Carbon is useful as a secondary filter after the packing and mist eliminators but for packing you need materials of high surface area which will provide a solution / air interface for the neutralization of the fume to take place while the solution film can be constantly replenished. 

The carbon you describe has the surface area but the ease of access in the micro pores of the carbon will not lend itself to solution replenishment required in a scrubbed airflow.


----------



## nickvc (Jul 13, 2016)

I seem to remember mention been made of using plastic pipe or bottles cut into rings as a cheap and acceptable alternative as this will give a much larger surface area for the scrubber solution to work over.
It means cutting it down yourself but it's cheap.


----------



## Noxx (Jul 16, 2016)

How much does small glass tubes usually run for ?

I had quotations all around the place for 15x15mm tubes...


----------



## Alentia (Sep 3, 2016)

I have some extra high coverage professional scrubber packing, not very expensive. How many c.f. you need. I can ship.


----------



## IdahoMole (Sep 7, 2016)

I started building my scrubber this week. I am going to search the local second hand stores for plastic hair curlers to use as packing material.

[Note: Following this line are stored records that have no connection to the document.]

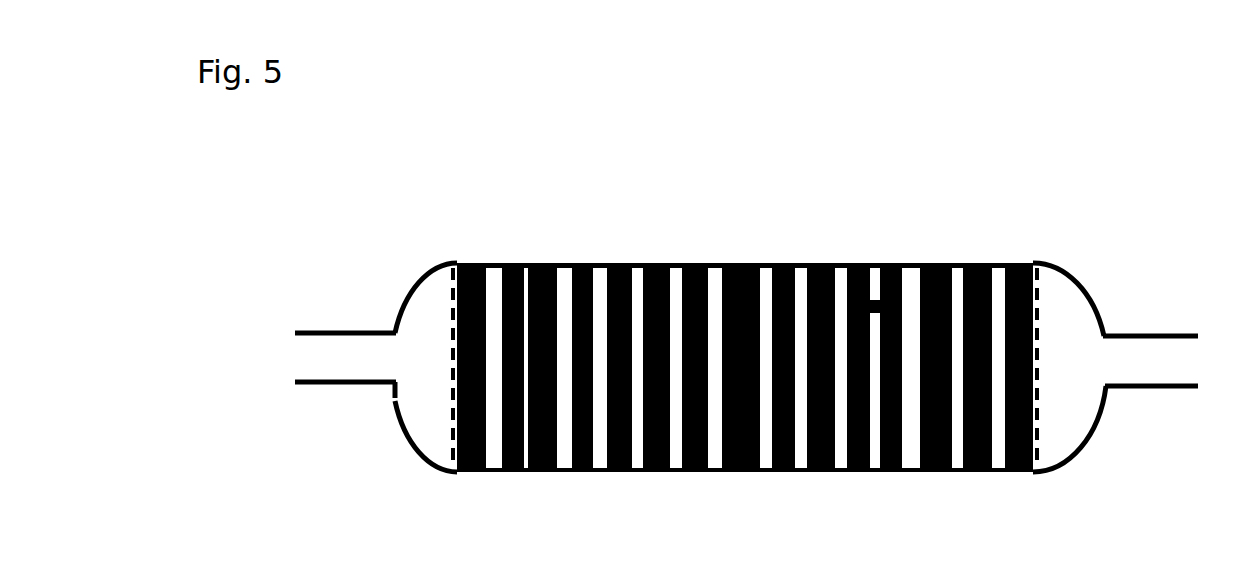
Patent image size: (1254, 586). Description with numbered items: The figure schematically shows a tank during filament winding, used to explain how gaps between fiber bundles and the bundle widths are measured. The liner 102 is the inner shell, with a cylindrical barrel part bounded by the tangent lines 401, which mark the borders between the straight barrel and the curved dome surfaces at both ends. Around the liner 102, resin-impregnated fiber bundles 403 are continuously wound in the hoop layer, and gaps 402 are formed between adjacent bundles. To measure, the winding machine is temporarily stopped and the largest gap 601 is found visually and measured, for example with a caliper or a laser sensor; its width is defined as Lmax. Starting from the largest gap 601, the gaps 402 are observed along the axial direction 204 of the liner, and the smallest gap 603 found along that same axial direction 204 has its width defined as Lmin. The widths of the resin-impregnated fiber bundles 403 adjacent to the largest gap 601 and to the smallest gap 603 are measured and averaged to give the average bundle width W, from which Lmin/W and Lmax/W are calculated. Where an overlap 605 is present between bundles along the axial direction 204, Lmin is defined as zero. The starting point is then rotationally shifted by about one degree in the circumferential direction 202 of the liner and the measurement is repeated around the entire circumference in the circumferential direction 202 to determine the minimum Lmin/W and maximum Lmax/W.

The liner 102 is at (1070, 307).
The circumferential direction 202 is at (1056, 324).
The axial direction 204 is at (438, 357).
The tangent lines 401 is at (457, 258).
The gaps 402 is at (912, 262).
The resin-impregnated fiber bundles 403 is at (690, 262).
The largest gap 601 is at (733, 330).
The smallest gap 603 is at (537, 333).
The overlap 605 is at (535, 416).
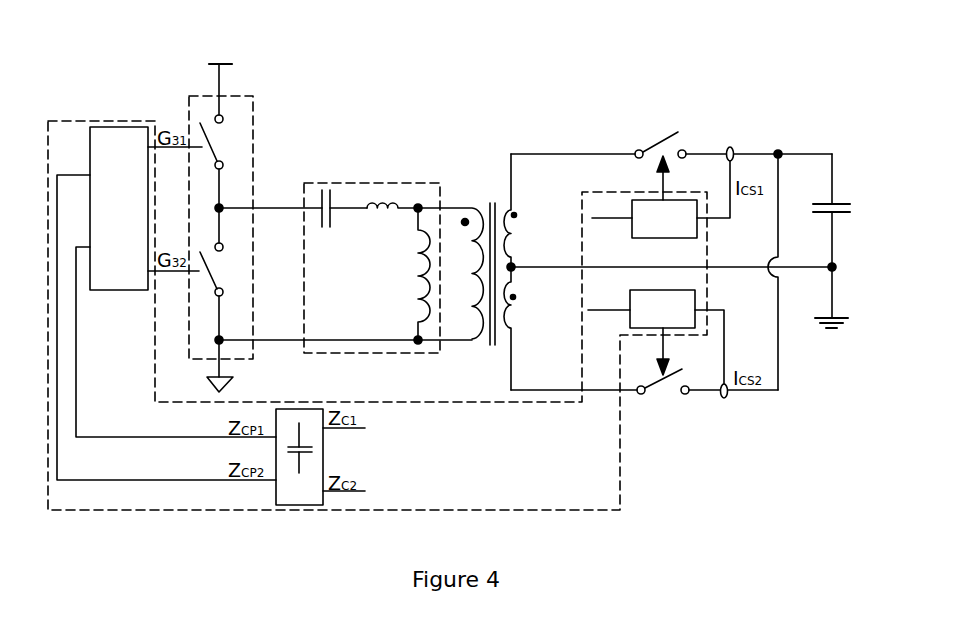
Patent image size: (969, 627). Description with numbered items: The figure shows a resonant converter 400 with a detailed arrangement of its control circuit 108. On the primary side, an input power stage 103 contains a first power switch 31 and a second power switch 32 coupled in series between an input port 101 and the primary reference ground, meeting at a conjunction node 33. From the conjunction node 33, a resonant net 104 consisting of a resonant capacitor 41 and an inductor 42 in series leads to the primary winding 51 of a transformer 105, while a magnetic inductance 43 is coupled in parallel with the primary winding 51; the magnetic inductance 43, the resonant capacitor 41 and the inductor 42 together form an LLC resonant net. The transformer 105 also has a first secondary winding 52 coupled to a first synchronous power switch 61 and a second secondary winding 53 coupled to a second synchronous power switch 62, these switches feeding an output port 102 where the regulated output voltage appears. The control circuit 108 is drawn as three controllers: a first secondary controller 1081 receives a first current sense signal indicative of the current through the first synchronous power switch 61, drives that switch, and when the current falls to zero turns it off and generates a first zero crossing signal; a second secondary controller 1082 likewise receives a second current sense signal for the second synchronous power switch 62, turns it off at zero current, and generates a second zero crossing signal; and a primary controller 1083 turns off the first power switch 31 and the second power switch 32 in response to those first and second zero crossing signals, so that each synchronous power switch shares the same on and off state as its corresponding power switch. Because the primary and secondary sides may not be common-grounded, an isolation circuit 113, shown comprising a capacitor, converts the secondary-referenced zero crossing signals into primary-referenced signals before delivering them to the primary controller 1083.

The resonant converter 400 is at (815, 75).
The input port 101 is at (220, 77).
The output port 102 is at (831, 227).
The input power stage 103 is at (260, 114).
The first power switch 31 is at (221, 161).
The second power switch 32 is at (220, 274).
The conjunction node 33 is at (225, 216).
The resonant net 104 is at (380, 183).
The resonant capacitor 41 is at (342, 221).
The inductor 42 is at (392, 220).
The magnetic inductance 43 is at (413, 274).
The transformer 105 is at (492, 202).
The primary winding 51 is at (450, 273).
The first secondary winding 52 is at (523, 210).
The second secondary winding 53 is at (522, 328).
The first synchronous power switch 61 is at (680, 140).
The second synchronous power switch 62 is at (678, 392).
The control circuit 108 is at (377, 315).
The first secondary controller 1081 is at (661, 197).
The second secondary controller 1082 is at (656, 335).
The primary controller 1083 is at (119, 208).
The isolation circuit 113 is at (320, 457).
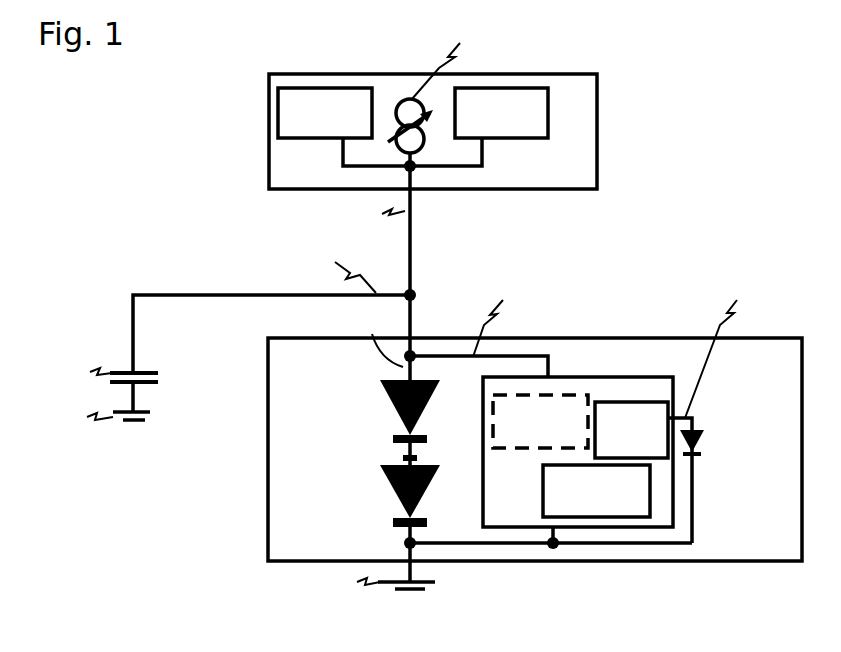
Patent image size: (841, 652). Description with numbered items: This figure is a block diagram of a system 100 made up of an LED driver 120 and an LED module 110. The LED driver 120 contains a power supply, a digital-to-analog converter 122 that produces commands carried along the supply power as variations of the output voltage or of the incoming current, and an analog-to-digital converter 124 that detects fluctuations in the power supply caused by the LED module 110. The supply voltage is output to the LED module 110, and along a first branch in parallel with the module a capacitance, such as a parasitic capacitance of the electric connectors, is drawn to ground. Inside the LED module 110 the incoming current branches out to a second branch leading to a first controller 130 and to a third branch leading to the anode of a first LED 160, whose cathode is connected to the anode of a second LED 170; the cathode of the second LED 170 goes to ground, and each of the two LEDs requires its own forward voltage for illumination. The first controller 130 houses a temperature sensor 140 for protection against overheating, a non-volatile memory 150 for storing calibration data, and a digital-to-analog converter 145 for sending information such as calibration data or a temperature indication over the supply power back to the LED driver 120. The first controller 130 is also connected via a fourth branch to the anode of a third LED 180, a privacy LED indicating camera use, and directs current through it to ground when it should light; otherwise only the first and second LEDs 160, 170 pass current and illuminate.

Should be cheap and provide plenty of surface area.


----------



## Barren Realms 007 (Sep 8, 2016)

The smallest diameter pipe cut into short 1/4" lengths will work good. the smaller pipe the more surfce area you will have.


----------



## autumnwillow (Sep 12, 2016)

Bioballs / scrap chopped down pvc/ppr pipes will do.


----------



## Golddigger1214 (Sep 26, 2020)

Can someone post a picture of what the inside of their scrubber looks like, or draw a diagram of how I should place small diameter cut up pvc piping or whatever else people use that is effective. If I do a Google search I will be there for hours. Lol thanks!


----------